Stolen TRICARE health records did not meet federal encryption standards

Computer tapes containing health care information on 4.9 million TRICARE beneficiaries stolen from the car of a Science Applications International Corp. employee in San Antonio, Texas, earlier this month were not encrypted in compliance with federal standards, SAIC said.

The Texas TRICARE data theft is the largest health data breach since February 2010, when the Health and Human Services Department began requiring health care organizations to post on a website breaches of health information affecting more than 500 people.

Vernon Guidry, an SAIC spokesman, said in a statement that "some personal information was encrypted prior to being backed up on the tapes." But, he added, "the operating system used by the government facility to perform the backup onto the tape was not capable of encrypting data in a manner that was compliant with the relevant federal standard."

That facility, which Guidry did not identify, "was seeking a compliant encryption solution that would work with the operating system when the backup tapes were taken."

The Health Information Technology for Economic and Clinical Health Act, part of the 2009 American Recovery and Reinvestment Act, requires health care organizations to ensure that patient information in health records is unusable, unreadable, or indecipherable to unauthorized individuals. In August 2009, HHS published an interim rule requiring either encryption or destruction to ensure the security of health records.

That rule cites guidelines developed by the National Institute of Standards and Technology that say federal agencies should encrypt data using the Advanced Encryption Standard, developed by NIST and adopted as a federal standard in 2002.
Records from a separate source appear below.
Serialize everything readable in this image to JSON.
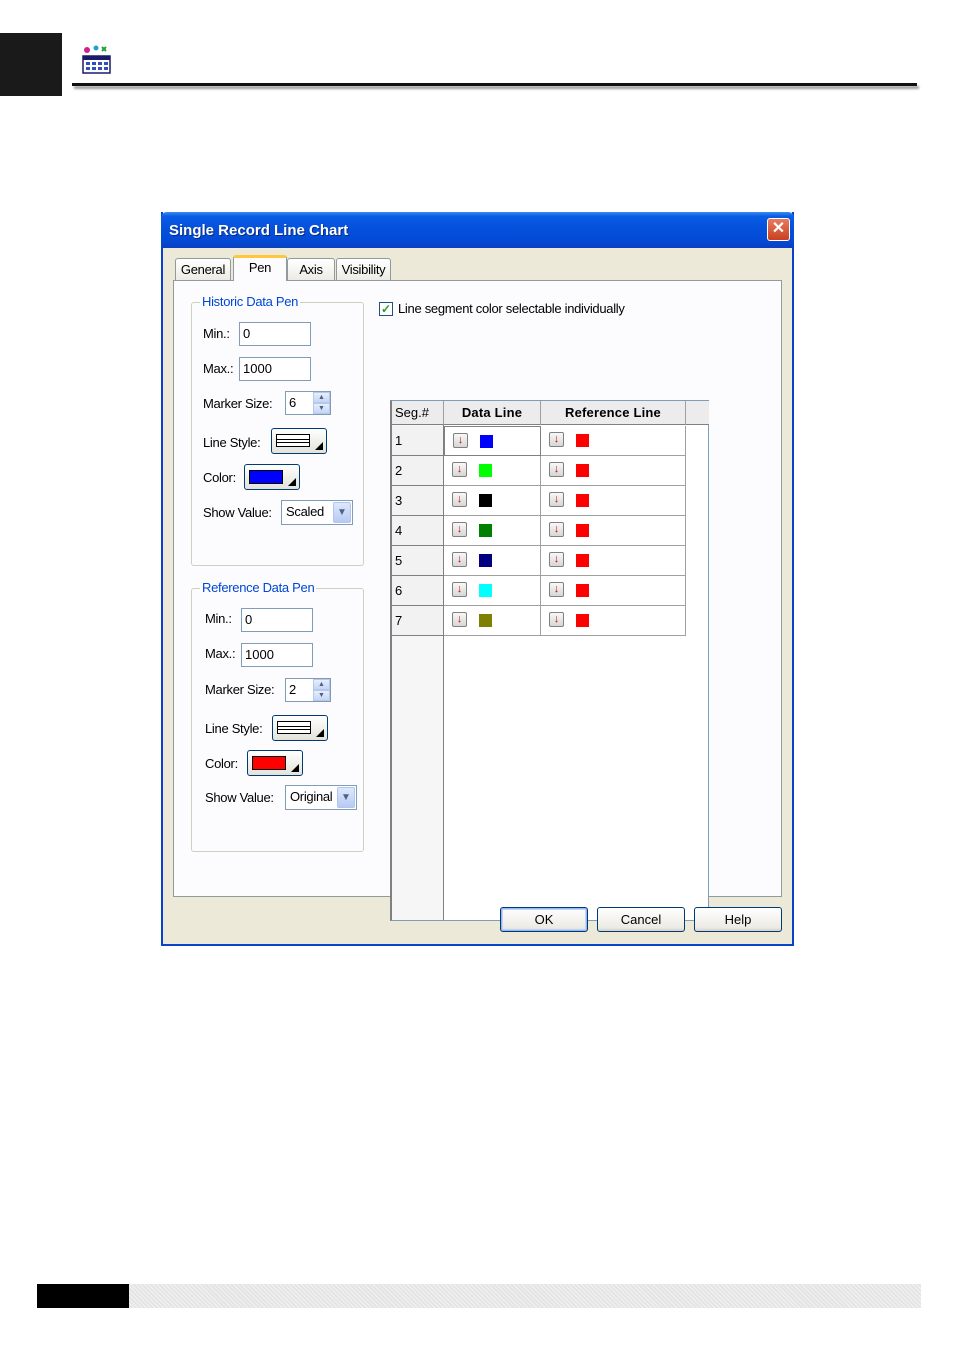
{
  "header": {
    "icon": "line-chart-app-icon"
  },
  "dialog": {
    "title": "Single Record Line Chart",
    "close_label": "✕",
    "tabs": [
      {
        "label": "General",
        "active": false
      },
      {
        "label": "Pen",
        "active": true
      },
      {
        "label": "Axis",
        "active": false
      },
      {
        "label": "Visibility",
        "active": false
      }
    ],
    "historic_pen": {
      "title": "Historic Data Pen",
      "min_label": "Min.:",
      "min_value": "0",
      "max_label": "Max.:",
      "max_value": "1000",
      "marker_label": "Marker Size:",
      "marker_value": "6",
      "line_style_label": "Line Style:",
      "color_label": "Color:",
      "color": "#0000ff",
      "show_value_label": "Show Value:",
      "show_value": "Scaled"
    },
    "reference_pen": {
      "title": "Reference Data Pen",
      "min_label": "Min.:",
      "min_value": "0",
      "max_label": "Max.:",
      "max_value": "1000",
      "marker_label": "Marker Size:",
      "marker_value": "2",
      "line_style_label": "Line Style:",
      "color_label": "Color:",
      "color": "#ff0000",
      "show_value_label": "Show Value:",
      "show_value": "Original"
    },
    "segment_checkbox": {
      "label": "Line segment color selectable individually",
      "checked": true
    },
    "grid": {
      "headers": [
        "Seg.#",
        "Data Line",
        "Reference Line"
      ],
      "rows": [
        {
          "seg": "1",
          "data_color": "#0000ff",
          "ref_color": "#ff0000"
        },
        {
          "seg": "2",
          "data_color": "#00ff00",
          "ref_color": "#ff0000"
        },
        {
          "seg": "3",
          "data_color": "#000000",
          "ref_color": "#ff0000"
        },
        {
          "seg": "4",
          "data_color": "#008000",
          "ref_color": "#ff0000"
        },
        {
          "seg": "5",
          "data_color": "#000080",
          "ref_color": "#ff0000"
        },
        {
          "seg": "6",
          "data_color": "#00ffff",
          "ref_color": "#ff0000"
        },
        {
          "seg": "7",
          "data_color": "#808000",
          "ref_color": "#ff0000"
        }
      ]
    },
    "buttons": {
      "ok": "OK",
      "cancel": "Cancel",
      "help": "Help"
    }
  }
}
TRICARE did not respond to queries from Nextgov about the data theft. It is unclear what kind of encryption was used in San Antonio and why it did not adhere to federal standards.

HITECH also requires health care organizations to conduct risk assessments of the security of patient data, and Sean Glynn, marketing vice president for Credant Technologies, a data security firm in Addison, Texas, said such assessments should focus on physical as well as cybersecurity.

Referring to the San Antonio data theft, Glynn said he was surprised that a computer tape containing millions of health records was left in an SAIC employee's vehicle for an entire work day. Glynn said he would suggest using an armored car to transport such a large amount of sensitive data.

Credant provides technology to ensure that backups of health care information cannot be performed without automatic encryption, ensuring enforcement of encryption policies.

Roughly 60 percent of the data breaches posted on the HHS website since 2010 involve the theft or loss of laptops or magnetic media such as thumb drives. Glynn said this indicates that the security of health information is a human issue that requires training and strict enforcement of security policies.